Open sjwk opened 4 years ago

sjwk commented 4 years ago

Expected Behavior

When importing old log data (it might be from installing the sidecar on an existing server, or adding a new source of logs), old data should have the option of going into the approriately aged index file (or discarded if older than the oldest file) for a given index. Since data retention policy compliance is, as documented, down to the rotation policy of the index files, this would be required to ensure that data is deleted/archived as policy requires. I don't know whether it is even possible to do this or whether only the active index is writeable.

Current Behavior

Currently all ingested data, regardless of age, goes into the active index file. If, say, you ingest old data from a server for log entries 5 months old, and you have a daily rotation strategy, retaining for 180 days (for a 6-month retention policy), those log entries won't be deleted until they are 11 months old, leading to a potential compliance breach if the log entries contain personal information.

Possible Solution

It could be mitigated by client side filtering of what logs to send, so that only current logs are ingested and old logs ignored. But that might not always be desirable, or possible depending on the software sending the logs. It may also be possible to use a pipeline to filter old data but again discarding the data may not be desirable (compliance may require that data is retained for the specified period).
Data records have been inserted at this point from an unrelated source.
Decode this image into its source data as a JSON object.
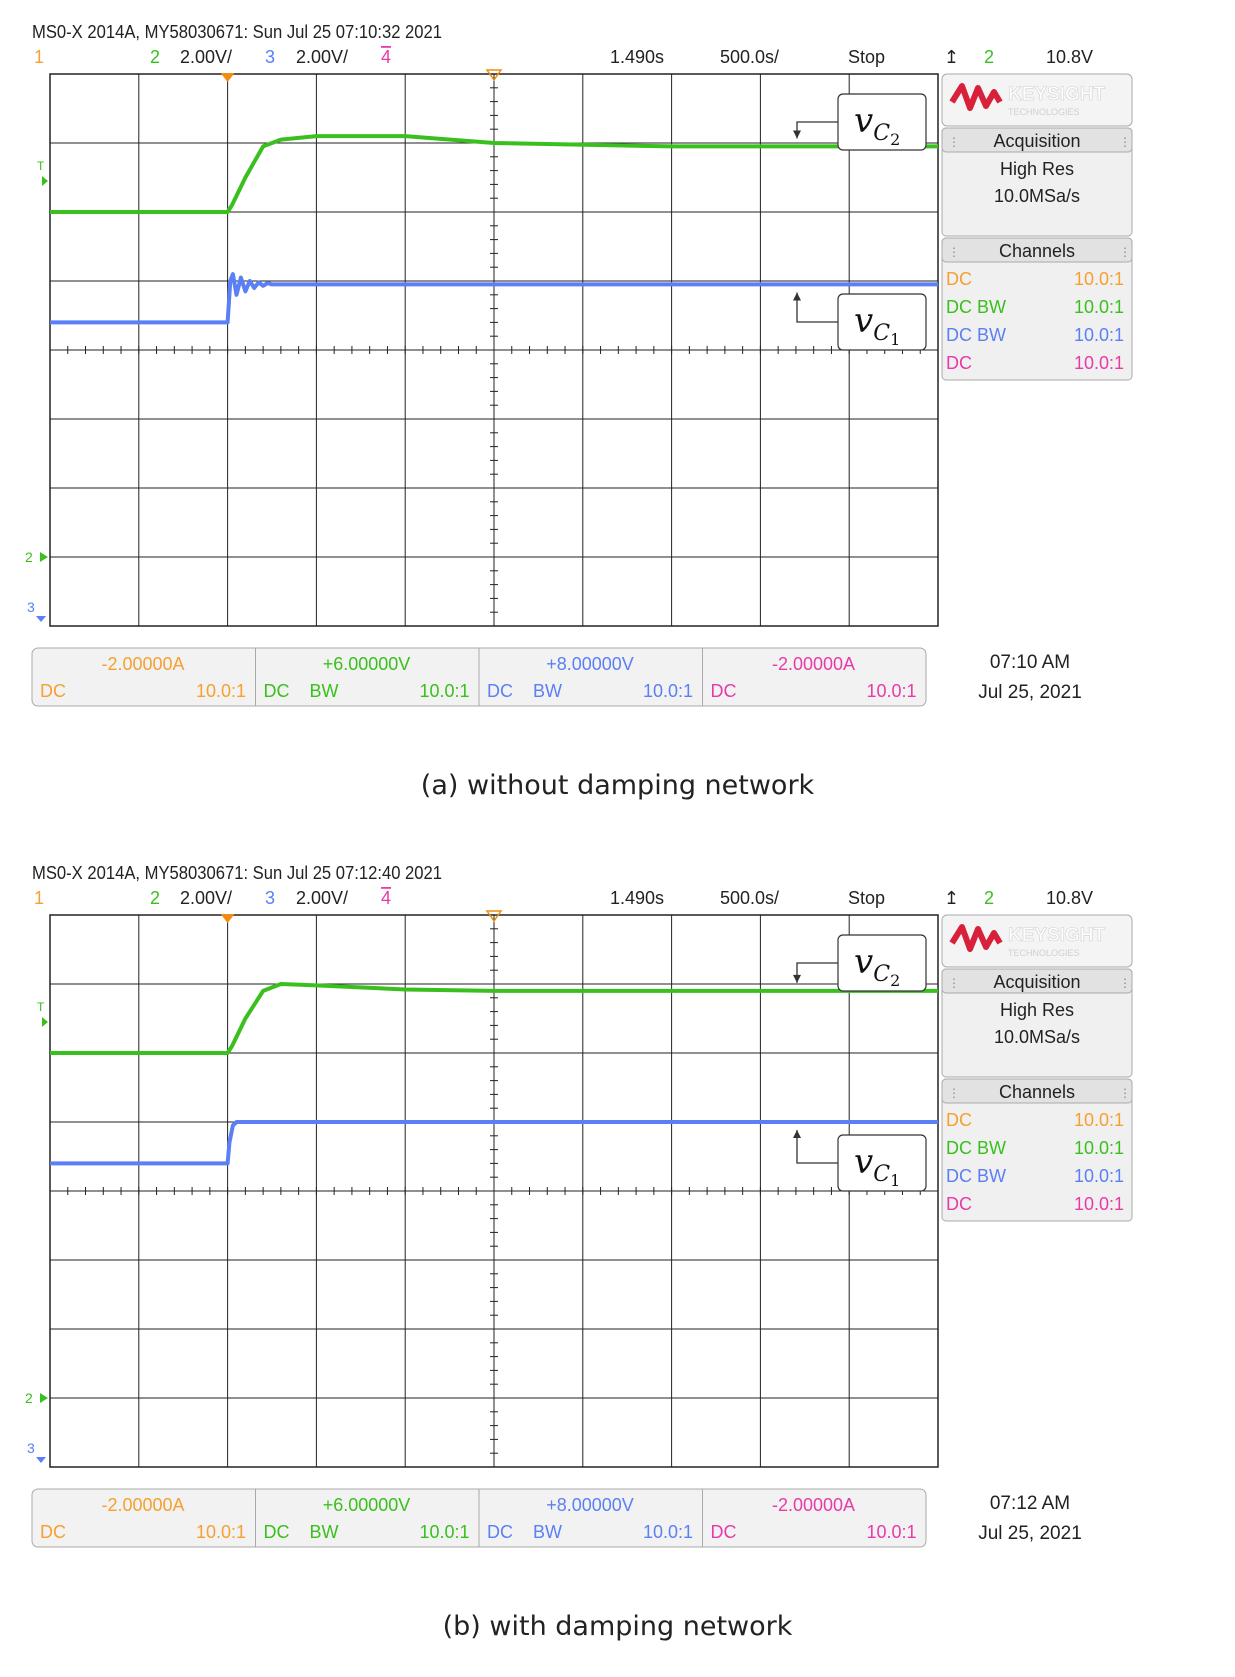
{
  "colors": {
    "ch1": "#f5a030",
    "ch2": "#3ac01e",
    "ch3": "#5b7ff5",
    "ch4": "#e83aa8",
    "grid": "#222222",
    "keysight": "#d8203a"
  },
  "panels": [
    {
      "header": "MS0-X 2014A, MY58030671: Sun Jul 25 07:10:32 2021",
      "status": {
        "ch1": "1",
        "ch2": "2",
        "ch2_scale": "2.00V/",
        "ch3": "3",
        "ch3_scale": "2.00V/",
        "ch4": "4",
        "delay": "1.490s",
        "timebase": "500.0s/",
        "run_state": "Stop",
        "trig_src": "2",
        "trig_level": "10.8V"
      },
      "side": {
        "brand": "KEYSIGHT",
        "brand_sub": "TECHNOLOGIES",
        "acq_title": "Acquisition",
        "acq_mode": "High Res",
        "acq_rate": "10.0MSa/s",
        "channels_title": "Channels",
        "channels": [
          {
            "coupling": "DC",
            "ratio": "10.0:1"
          },
          {
            "coupling": "DC BW",
            "ratio": "10.0:1"
          },
          {
            "coupling": "DC BW",
            "ratio": "10.0:1"
          },
          {
            "coupling": "DC",
            "ratio": "10.0:1"
          }
        ]
      },
      "bottom": [
        {
          "offset": "-2.00000A",
          "coupling": "DC",
          "bw": "",
          "ratio": "10.0:1"
        },
        {
          "offset": "+6.00000V",
          "coupling": "DC",
          "bw": "BW",
          "ratio": "10.0:1"
        },
        {
          "offset": "+8.00000V",
          "coupling": "DC",
          "bw": "BW",
          "ratio": "10.0:1"
        },
        {
          "offset": "-2.00000A",
          "coupling": "DC",
          "bw": "",
          "ratio": "10.0:1"
        }
      ],
      "time": "07:10 AM",
      "date": "Jul 25, 2021",
      "label_top": "v",
      "label_top_sub": "C",
      "label_top_subsub": "2",
      "label_bot": "v",
      "label_bot_sub": "C",
      "label_bot_subsub": "1",
      "caption": "(a) without damping network",
      "ground_marker": "2",
      "ch3_marker": "3",
      "trig_marker": "T"
    },
    {
      "header": "MS0-X 2014A, MY58030671: Sun Jul 25 07:12:40 2021",
      "status": {
        "ch1": "1",
        "ch2": "2",
        "ch2_scale": "2.00V/",
        "ch3": "3",
        "ch3_scale": "2.00V/",
        "ch4": "4",
        "delay": "1.490s",
        "timebase": "500.0s/",
        "run_state": "Stop",
        "trig_src": "2",
        "trig_level": "10.8V"
      },
      "side": {
        "brand": "KEYSIGHT",
        "brand_sub": "TECHNOLOGIES",
        "acq_title": "Acquisition",
        "acq_mode": "High Res",
        "acq_rate": "10.0MSa/s",
        "channels_title": "Channels",
        "channels": [
          {
            "coupling": "DC",
            "ratio": "10.0:1"
          },
          {
            "coupling": "DC BW",
            "ratio": "10.0:1"
          },
          {
            "coupling": "DC BW",
            "ratio": "10.0:1"
          },
          {
            "coupling": "DC",
            "ratio": "10.0:1"
          }
        ]
      },
      "bottom": [
        {
          "offset": "-2.00000A",
          "coupling": "DC",
          "bw": "",
          "ratio": "10.0:1"
        },
        {
          "offset": "+6.00000V",
          "coupling": "DC",
          "bw": "BW",
          "ratio": "10.0:1"
        },
        {
          "offset": "+8.00000V",
          "coupling": "DC",
          "bw": "BW",
          "ratio": "10.0:1"
        },
        {
          "offset": "-2.00000A",
          "coupling": "DC",
          "bw": "",
          "ratio": "10.0:1"
        }
      ],
      "time": "07:12 AM",
      "date": "Jul 25, 2021",
      "label_top": "v",
      "label_top_sub": "C",
      "label_top_subsub": "2",
      "label_bot": "v",
      "label_bot_sub": "C",
      "label_bot_subsub": "1",
      "caption": "(b) with damping network",
      "ground_marker": "2",
      "ch3_marker": "3",
      "trig_marker": "T"
    }
  ],
  "chart_data": [
    {
      "type": "line",
      "x_unit": "divisions",
      "y_unit": "divisions",
      "xlim": [
        0,
        10
      ],
      "ylim": [
        0,
        8
      ],
      "grid": true,
      "series": [
        {
          "name": "vC2",
          "color": "#3ac01e",
          "x": [
            0,
            2.0,
            2.05,
            2.2,
            2.4,
            2.6,
            3.0,
            4.0,
            5.0,
            7.0,
            10.0
          ],
          "y": [
            6.0,
            6.0,
            6.1,
            6.5,
            6.95,
            7.05,
            7.1,
            7.1,
            7.0,
            6.95,
            6.95
          ]
        },
        {
          "name": "vC1",
          "color": "#5b7ff5",
          "x": [
            0,
            2.0,
            2.03,
            2.06,
            2.1,
            2.15,
            2.2,
            2.25,
            2.3,
            2.35,
            2.4,
            2.45,
            2.5,
            2.6,
            10.0
          ],
          "y": [
            4.4,
            4.4,
            5.0,
            5.1,
            4.8,
            5.05,
            4.85,
            5.0,
            4.9,
            4.98,
            4.93,
            4.97,
            4.95,
            4.95,
            4.95
          ]
        }
      ]
    },
    {
      "type": "line",
      "x_unit": "divisions",
      "y_unit": "divisions",
      "xlim": [
        0,
        10
      ],
      "ylim": [
        0,
        8
      ],
      "grid": true,
      "series": [
        {
          "name": "vC2",
          "color": "#3ac01e",
          "x": [
            0,
            2.0,
            2.05,
            2.2,
            2.4,
            2.6,
            3.0,
            4.0,
            5.0,
            7.0,
            10.0
          ],
          "y": [
            6.0,
            6.0,
            6.1,
            6.5,
            6.9,
            7.0,
            6.98,
            6.92,
            6.9,
            6.9,
            6.9
          ]
        },
        {
          "name": "vC1",
          "color": "#5b7ff5",
          "x": [
            0,
            2.0,
            2.02,
            2.06,
            2.1,
            10.0
          ],
          "y": [
            4.4,
            4.4,
            4.7,
            4.95,
            5.0,
            5.0
          ]
        }
      ]
    }
  ]
}
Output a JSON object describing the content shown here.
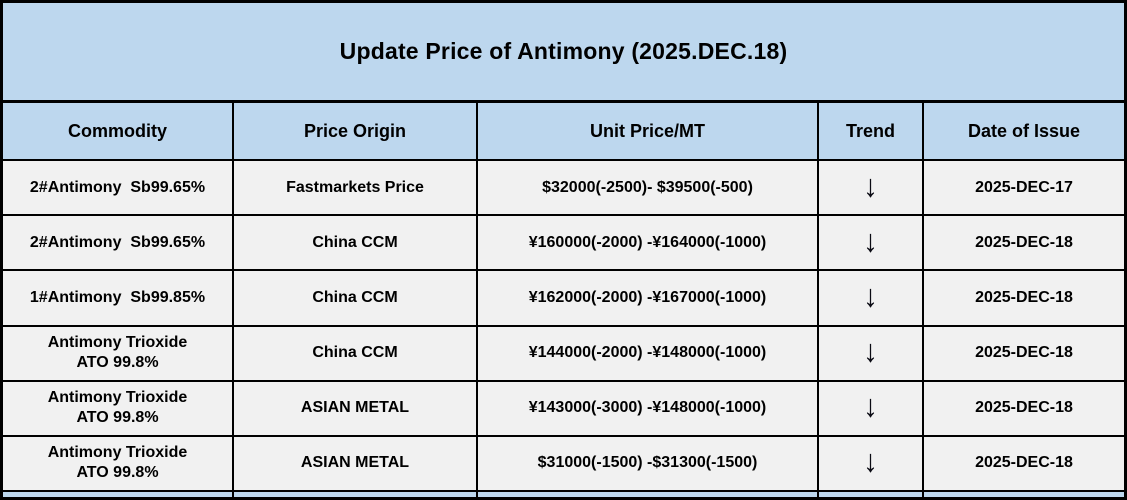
{
  "title": "Update Price of Antimony (2025.DEC.18)",
  "columns": {
    "commodity": "Commodity",
    "origin": "Price Origin",
    "price": "Unit Price/MT",
    "trend": "Trend",
    "date": "Date of Issue"
  },
  "icons": {
    "trend_down": "↓"
  },
  "colors": {
    "band_bg": "#bdd7ee",
    "row_bg": "#f1f1f1",
    "border": "#000000",
    "text": "#000000"
  },
  "rows": [
    {
      "commodity_line1": "2#Antimony  Sb99.65%",
      "commodity_line2": "",
      "origin": "Fastmarkets Price",
      "price": "$32000(-2500)- $39500(-500)",
      "trend": "↓",
      "date": "2025-DEC-17"
    },
    {
      "commodity_line1": "2#Antimony  Sb99.65%",
      "commodity_line2": "",
      "origin": "China CCM",
      "price": "¥160000(-2000) -¥164000(-1000)",
      "trend": "↓",
      "date": "2025-DEC-18"
    },
    {
      "commodity_line1": "1#Antimony  Sb99.85%",
      "commodity_line2": "",
      "origin": "China CCM",
      "price": "¥162000(-2000) -¥167000(-1000)",
      "trend": "↓",
      "date": "2025-DEC-18"
    },
    {
      "commodity_line1": "Antimony Trioxide",
      "commodity_line2": "ATO 99.8%",
      "origin": "China CCM",
      "price": "¥144000(-2000) -¥148000(-1000)",
      "trend": "↓",
      "date": "2025-DEC-18"
    },
    {
      "commodity_line1": "Antimony Trioxide",
      "commodity_line2": "ATO 99.8%",
      "origin": "ASIAN METAL",
      "price": "¥143000(-3000) -¥148000(-1000)",
      "trend": "↓",
      "date": "2025-DEC-18"
    },
    {
      "commodity_line1": "Antimony Trioxide",
      "commodity_line2": "ATO 99.8%",
      "origin": "ASIAN METAL",
      "price": "$31000(-1500) -$31300(-1500)",
      "trend": "↓",
      "date": "2025-DEC-18"
    }
  ]
}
An external tool could possible search for and move data between index files, or simply apply retention policies to delete data, but that would likely be slow and complicated as it would need to know how to identify the age of a record which might not have consistent fieldnames.

Steps to Reproduce (for bugs)

Context

I'm building a new graylog-based logging system, but want to identify and mitigate against all of the compliance issues before I start putting real data in and creating a risk of compliance breach,

Your Environment

dennisoelkers commented 4 years ago

Hey @sjwk,

thanks a lot for your input!

Just to understand the context around this request: What is the high-level compliance requirement that you want to implement using this feature?

sjwk commented 4 years ago

Hey @sjwk,

thanks a lot for your input!

Just to understand the context around this request: What is the high-level compliance requirement that you want to implement using this feature?

Hi @dennisoelkers Mostly GDPR compliance. We have published statements that identify how long we retain different types of data. And since my log sources include things such as door access control systems, printing logs, network traffic (which we're required to keep, identifying the individual user), there's personal data there. As such, we would be in breach if we retain that data longer than the stated time. I'm also told by our records manager that it's not interpreted as an 'up to' - if we say we're retaining data for 6 months, that's supposed to be 6 months, not 3 (and certainly not 10).

While the ideal would be to store in the approriately aged index files, I imagine however the easiest solution is to simply discard old data - in most cases it's only a one-off when adding a new server or source, and so there's still the ability to go back to the source to look at the old log files. But not all client software has the ability to filter.

dennisoelkers commented 4 years ago

Hey @sjwk,

thanks for the clarification. We will most probably work on the way we are doing rotation/retention right now and keep that use case in my mind as you are most certainly not the only one with it. This will take a while though, so the question would be what you could do in the meantime. If you are not ingesting chronologically in a continuous fashion, you would need some manual steps to prune your old data. E.g. writing a cron job that scripts deletion of outdated documents from your ES index using ES's delete by query API should not be too difficult. Is that something that could work out for you while we have not implemented this?

sjwk commented 4 years ago

That sounds reasonable, thanks for considering it as an improvement for the future!